I have two questions concerning conformers in the enzyme design application:
1) Is hydrogen bonding calculated from heavy atoms only or should the conformer library contain, for example, hydroxyl groups with the hydrogen pointed in multiple directions for it to recognize when a hydrogen bond can be formed?
2) I noticed that the ligand in the output pdbs is always the ligand that was in the last chain of my protein receptor file, and never one from the library (even though terminal clearly tells me that it read the conformer file). Does Rosetta only take the library into account while doing the calculations in the background, or should it actually replace the ligand in the output file to the optimal conformer if everything goes right?
I know basically nothing about enzyme design, but can comment that the Rosetta hydrogen bond term is fully atomic, and the position of the H atom does matter for hydrogen bonding energies. I don't think enzyme design uses a separate hydrogen bonding term from everyone else. (Throw my comment out the window if someone who knows more objects).
Thank you for your reply!
Perhaps someone else can weigh in on the second problem?

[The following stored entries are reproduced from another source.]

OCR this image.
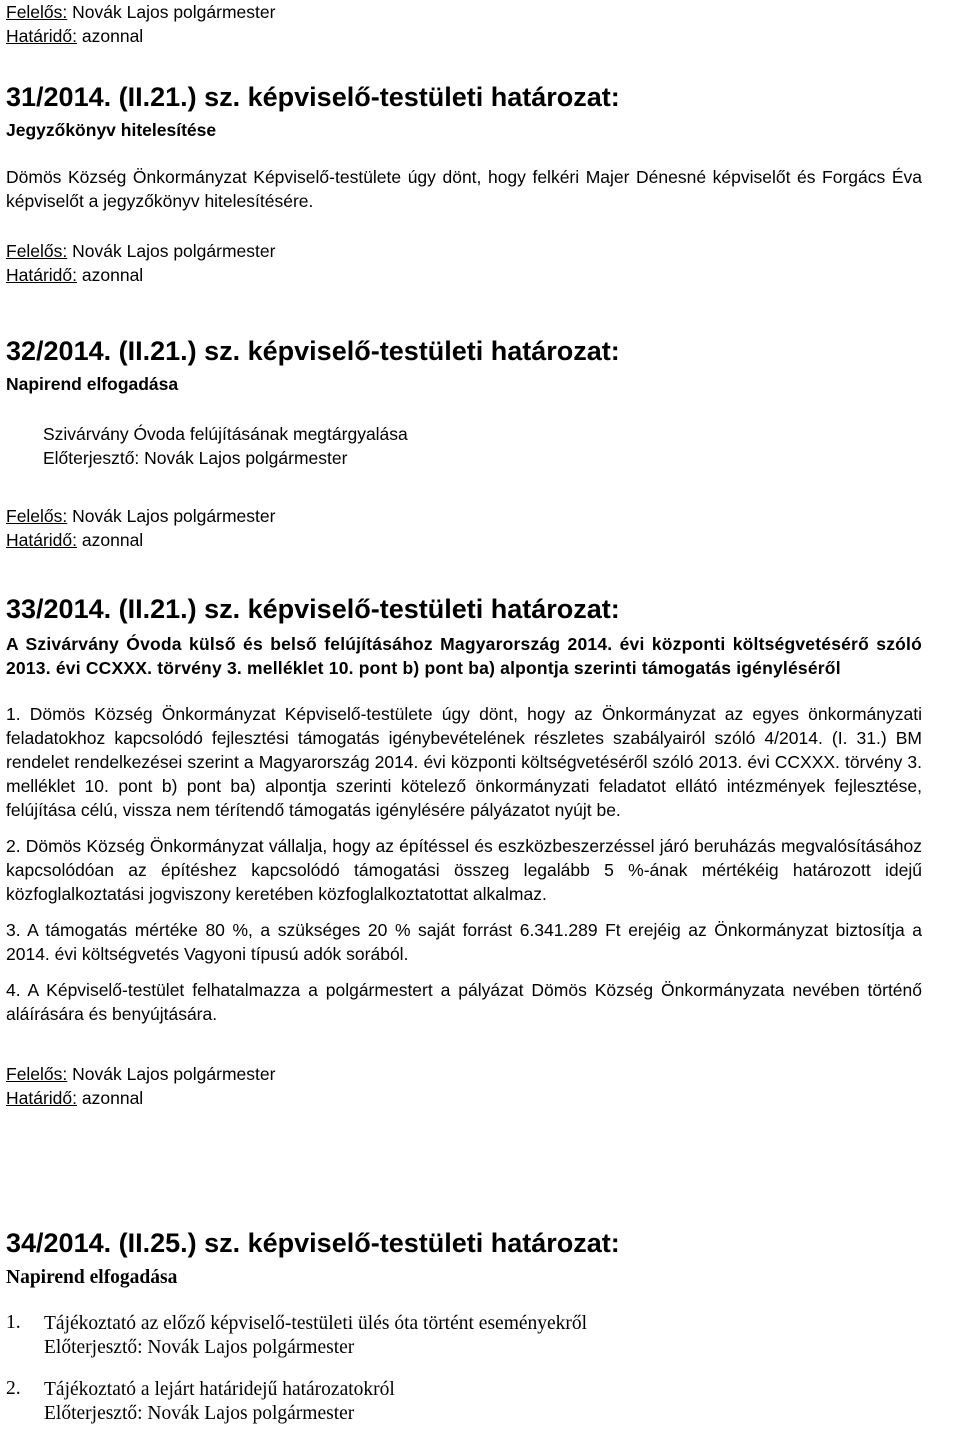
Felelős: Novák Lajos polgármester
Határidő: azonnal
31/2014. (II.21.) sz. képviselő-testületi határozat:
Jegyzőkönyv hitelesítése
Dömös Község Önkormányzat Képviselő-testülete úgy dönt, hogy felkéri Majer Dénesné képviselőt és Forgács Éva képviselőt a jegyzőkönyv hitelesítésére.
Felelős: Novák Lajos polgármester
Határidő: azonnal
32/2014. (II.21.) sz. képviselő-testületi határozat:
Napirend elfogadása
Szivárvány Óvoda felújításának megtárgyalása
Előterjesztő: Novák Lajos polgármester
Felelős: Novák Lajos polgármester
Határidő: azonnal
33/2014. (II.21.) sz. képviselő-testületi határozat:
A Szivárvány Óvoda külső és belső felújításához Magyarország 2014. évi központi költségvetésérő szóló 2013. évi CCXXX. törvény 3. melléklet 10. pont b) pont ba) alpontja szerinti támogatás igényléséről
1. Dömös Község Önkormányzat Képviselő-testülete úgy dönt, hogy az Önkormányzat az egyes önkormányzati feladatokhoz kapcsolódó fejlesztési támogatás igénybevételének részletes szabályairól szóló 4/2014. (I. 31.) BM rendelet rendelkezései szerint a Magyarország 2014. évi központi költségvetéséről szóló 2013. évi CCXXX. törvény 3. melléklet 10. pont b) pont ba) alpontja szerinti kötelező önkormányzati feladatot ellátó intézmények fejlesztése, felújítása célú, vissza nem térítendő támogatás igénylésére pályázatot nyújt be.
2. Dömös Község Önkormányzat vállalja, hogy az építéssel és eszközbeszerzéssel járó beruházás megvalósításához kapcsolódóan az építéshez kapcsolódó támogatási összeg legalább 5 %-ának mértékéig határozott idejű közfoglalkoztatási jogviszony keretében közfoglalkoztatottat alkalmaz.
3. A támogatás mértéke 80 %, a szükséges 20 % saját forrást 6.341.289 Ft erejéig az Önkormányzat biztosítja a 2014. évi költségvetés Vagyoni típusú adók sorából.
4. A Képviselő-testület felhatalmazza a polgármestert a pályázat Dömös Község Önkormányzata nevében történő aláírására és benyújtására.
Felelős: Novák Lajos polgármester
Határidő: azonnal
34/2014. (II.25.) sz. képviselő-testületi határozat:
Napirend elfogadása
1.	Tájékoztató az előző képviselő-testületi ülés óta történt eseményekről
Előterjesztő: Novák Lajos polgármester
2.	Tájékoztató a lejárt határidejű határozatokról
Előterjesztő: Novák Lajos polgármester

When you generate the params file for your ligand with the molfile_to_params.py script, it should be smart enough to recognize rotatable hydrogen-bondable hydrogens, and add lines to sample those hydrogen positions in the params file. (You can look for "PROTON_CHI" lines in the params file for the rotatable hydrogens.) The conformers in the conformer files only need to be the heavy atom conformers.
Rosetta should replace the conformer in the output file with the one it selects. If it isn't, that might mean there is an issues with your conformer sampling. Several things to check.
First, make sure the PDB_ROTAMERS line is included in the params file you use.
Second, check your protocol and see if you've accidentally turned off repacking for the ligand in the resfile or task operations which you specified.
Third, check the atom naming on the ligand on your input PDB. The names should match up with those in the params file, and the PDB file spit out by molfile_to_params. If not, Rosetta will mess up atom name assignment, and things can get funky.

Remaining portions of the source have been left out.